I wasn't so sure about this, even without a solution for stopping him from being so inconsiderate. This was really it? Really? Yup. Clearly he's not going to stop. If he was, he would have stopped after the 1st time he did it. We're on to several repeated offenses. That provides little hope. Nope. Breaking up is the only option. Huh. Okay. Really? Are you sure?

I ask around. "Is it okay to break up with your boyfriend because he's stupid?" Responses: "He did WHAT?!?!" " Think of the position that put you in." "You put up with an awful lot." It seemed, suddenly the masses were on my side -- a rare occurence. The masses aren't supposed to be on my side.

I think more. I call another couple of close friends. It's true. This is bad. Male shouldn't have. He shouldn't ever. But all men have problems like that. And if that's his one big flaw.... well, it could be worse. I mean, he cares, he doesn't touch pornography, and he cleaned your fridge while you were away. That has to say something for the boy. Hmmmmm..... Does it say enough? I had to think.

Could I get over it? Yes. But I can't have it happen all the time. I'm not ok with that. And I get tired of trusting him and then being let down over and over. That's not good for a girl's heart. Or her confidence. But I couldn't fix it with a threat either. "If you ever do this again, I will...." That's a terrible approach. I was either walking now or I had to accept the consequences of not. Future offenses could only be my own fault for staying. I knew what I was dealing with. So, what to do....

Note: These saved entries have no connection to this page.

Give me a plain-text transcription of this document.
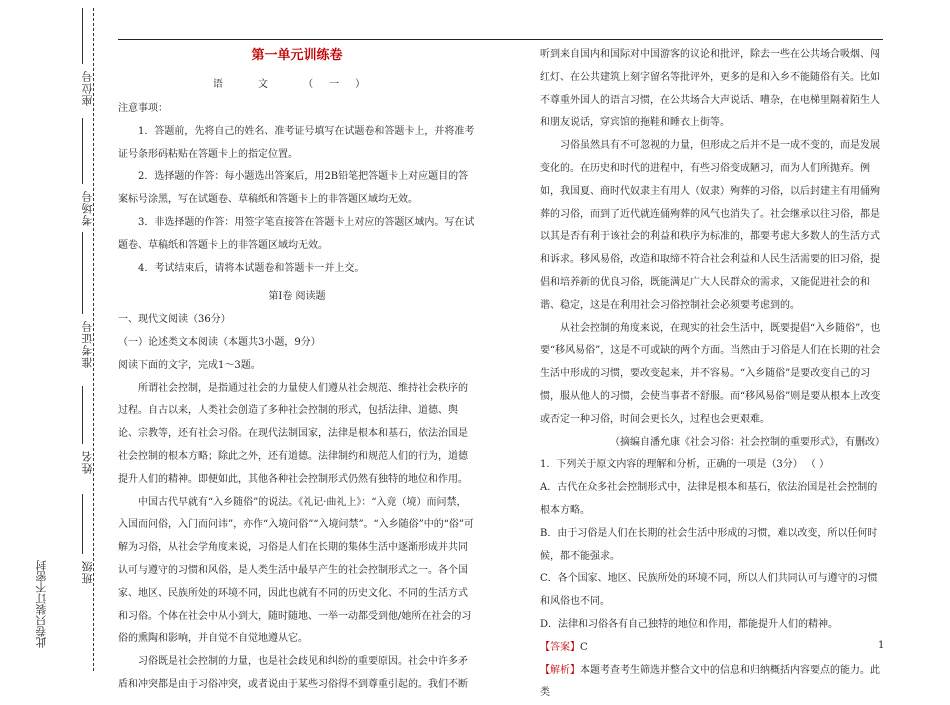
座位号
考场号
准考证号
姓名
班级
此卷只装订不密封

第一单元训练卷

语 文 （一）

注意事项：

1．答题前，先将自己的姓名、准考证号填写在试题卷和答题卡上，并将准考证号条形码粘贴在答题卡上的指定位置。

2．选择题的作答：每小题选出答案后，用2B铅笔把答题卡上对应题目的答案标号涂黑，写在试题卷、草稿纸和答题卡上的非答题区域均无效。

3．非选择题的作答：用签字笔直接答在答题卡上对应的答题区域内。写在试题卷、草稿纸和答题卡上的非答题区域均无效。

4．考试结束后，请将本试题卷和答题卡一并上交。

第Ⅰ卷 阅读题

一、现代文阅读（36分）

（一）论述类文本阅读（本题共3小题，9分）

阅读下面的文字，完成1～3题。

所谓社会控制，是指通过社会的力量使人们遵从社会规范、维持社会秩序的过程。自古以来，人类社会创造了多种社会控制的形式，包括法律、道德、舆论、宗教等，还有社会习俗。在现代法制国家，法律是根本和基石，依法治国是社会控制的根本方略；除此之外，还有道德。法律制约和规范人们的行为，道德提升人们的精神。即便如此，其他各种社会控制形式仍然有独特的地位和作用。

中国古代早就有“入乡随俗”的说法。《礼记·曲礼上》：“入竟（境）而问禁，入国而问俗，入门而问讳”，亦作“入境问俗”“入境问禁”。“入乡随俗”中的“俗”可解为习俗，从社会学角度来说，习俗是人们在长期的集体生活中逐渐形成并共同认可与遵守的习惯和风俗，是人类生活中最早产生的社会控制形式之一。各个国家、地区、民族所处的环境不同，因此也就有不同的历史文化、不同的生活方式和习俗。个体在社会中从小到大，随时随地、一举一动都受到他/她所在社会的习俗的熏陶和影响，并自觉不自觉地遵从它。

习俗既是社会控制的力量，也是社会歧见和纠纷的重要原因。社会中许多矛盾和冲突都是由于习俗冲突，或者说由于某些习俗得不到尊重引起的。我们不断

听到来自国内和国际对中国游客的议论和批评，除去一些在公共场合吸烟、闯红灯、在公共建筑上刻字留名等批评外，更多的是和入乡不能随俗有关。比如不尊重外国人的语言习惯，在公共场合大声说话、嘈杂，在电梯里隔着陌生人和朋友说话，穿宾馆的拖鞋和睡衣上街等。

习俗虽然具有不可忽视的力量，但形成之后并不是一成不变的，而是发展变化的。在历史和时代的进程中，有些习俗变成陋习，而为人们所抛弃。例如，我国夏、商时代奴隶主有用人（奴隶）殉葬的习俗，以后封建主有用俑殉葬的习俗，而到了近代就连俑殉葬的风气也消失了。社会继承以往习俗，都是以其是否有利于该社会的利益和秩序为标准的，都要考虑大多数人的生活方式和诉求。移风易俗，改造和取缔不符合社会利益和人民生活需要的旧习俗，提倡和培养新的优良习俗，既能满足广大人民群众的需求，又能促进社会的和谐、稳定，这是在利用社会习俗控制社会必须要考虑到的。

从社会控制的角度来说，在现实的社会生活中，既要提倡“入乡随俗”，也要“移风易俗”，这是不可或缺的两个方面。当然由于习俗是人们在长期的社会生活中形成的习惯，要改变起来，并不容易。“入乡随俗”是要改变自己的习惯，服从他人的习惯，会使当事者不舒服。而“移风易俗”则是要从根本上改变或否定一种习俗，时间会更长久，过程也会更艰难。

（摘编自潘允康《社会习俗：社会控制的重要形式》，有删改）

1．下列关于原文内容的理解和分析，正确的一项是（3分） （ ）

A．古代在众多社会控制形式中，法律是根本和基石，依法治国是社会控制的根本方略。

B．由于习俗是人们在长期的社会生活中形成的习惯，难以改变，所以任何时候，都不能强求。

C．各个国家、地区、民族所处的环境不同，所以人们共同认可与遵守的习惯和风俗也不同。

D．法律和习俗各有自己独特的地位和作用，都能提升人们的精神。

【答案】C

【解析】本题考查考生筛选并整合文中的信息和归纳概括内容要点的能力。此类

1
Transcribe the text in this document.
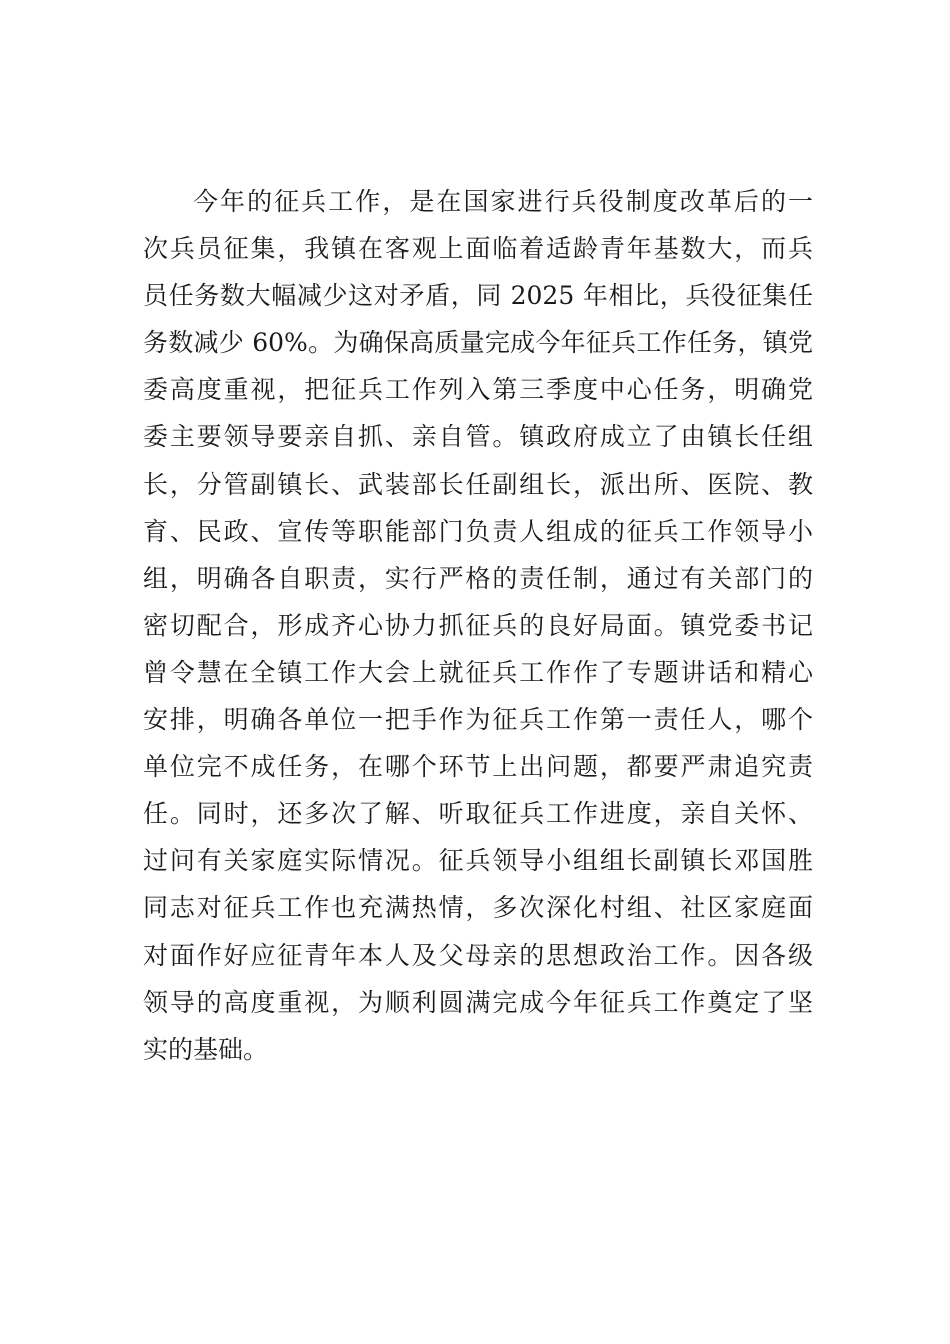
今年的征兵工作，是在国家进行兵役制度改革后的一
次兵员征集，我镇在客观上面临着适龄青年基数大，而兵
员任务数大幅减少这对矛盾，同 2025 年相比，兵役征集任
务数减少 60%。为确保高质量完成今年征兵工作任务，镇党
委高度重视，把征兵工作列入第三季度中心任务，明确党
委主要领导要亲自抓、亲自管。镇政府成立了由镇长任组
长，分管副镇长、武装部长任副组长，派出所、医院、教
育、民政、宣传等职能部门负责人组成的征兵工作领导小
组，明确各自职责，实行严格的责任制，通过有关部门的
密切配合，形成齐心协力抓征兵的良好局面。镇党委书记
曾令慧在全镇工作大会上就征兵工作作了专题讲话和精心
安排，明确各单位一把手作为征兵工作第一责任人，哪个
单位完不成任务，在哪个环节上出问题，都要严肃追究责
任。同时，还多次了解、听取征兵工作进度，亲自关怀、
过问有关家庭实际情况。征兵领导小组组长副镇长邓国胜
同志对征兵工作也充满热情，多次深化村组、社区家庭面
对面作好应征青年本人及父母亲的思想政治工作。因各级
领导的高度重视，为顺利圆满完成今年征兵工作奠定了坚
实的基础。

I found the answer in sacrifice, or more specifically, HIS sacrifice. And in dancing. Male must make a sacrifice when he does this. Every time he does this. This is in hopes that the sacrifice will be significant enough to remind him NOT to stand me up in the future. It's also for me to show me that he does care and is making an effort, even if he has lapses of stupidity. His sacrifice this time: Male will learn to dance with me.

Hehehe. I'm brilliant. Really, I am. It's fabulous. We tested out a couple of steps last night. Good news! He had rhythm. Who knew? This gives me hope. And despite my trying to maintain composure all the while, I couldn't hold down the corners of my mouth. I almost busted out in a fit of laughter. Male dancing! I thought it would be impossible. Apparently not. It just takes a world full of remorse. I don't know whether to be sad or glad he stood me up. Of course, we'll see if I'm saying that the next time this happens. Ah me. Life is not perfect. Neither are males. But for now, I'll keep this one.

1 comment:

dolly d. said...

Oh my goodness! I am so sorry that I haven't read this or conntacted you sooner since I've been wanting to. I am at least glad that you are feeling good about things right now...makes me think about a former blog involving the words "definitly" and "presents." But anyway, we so need to talk soon.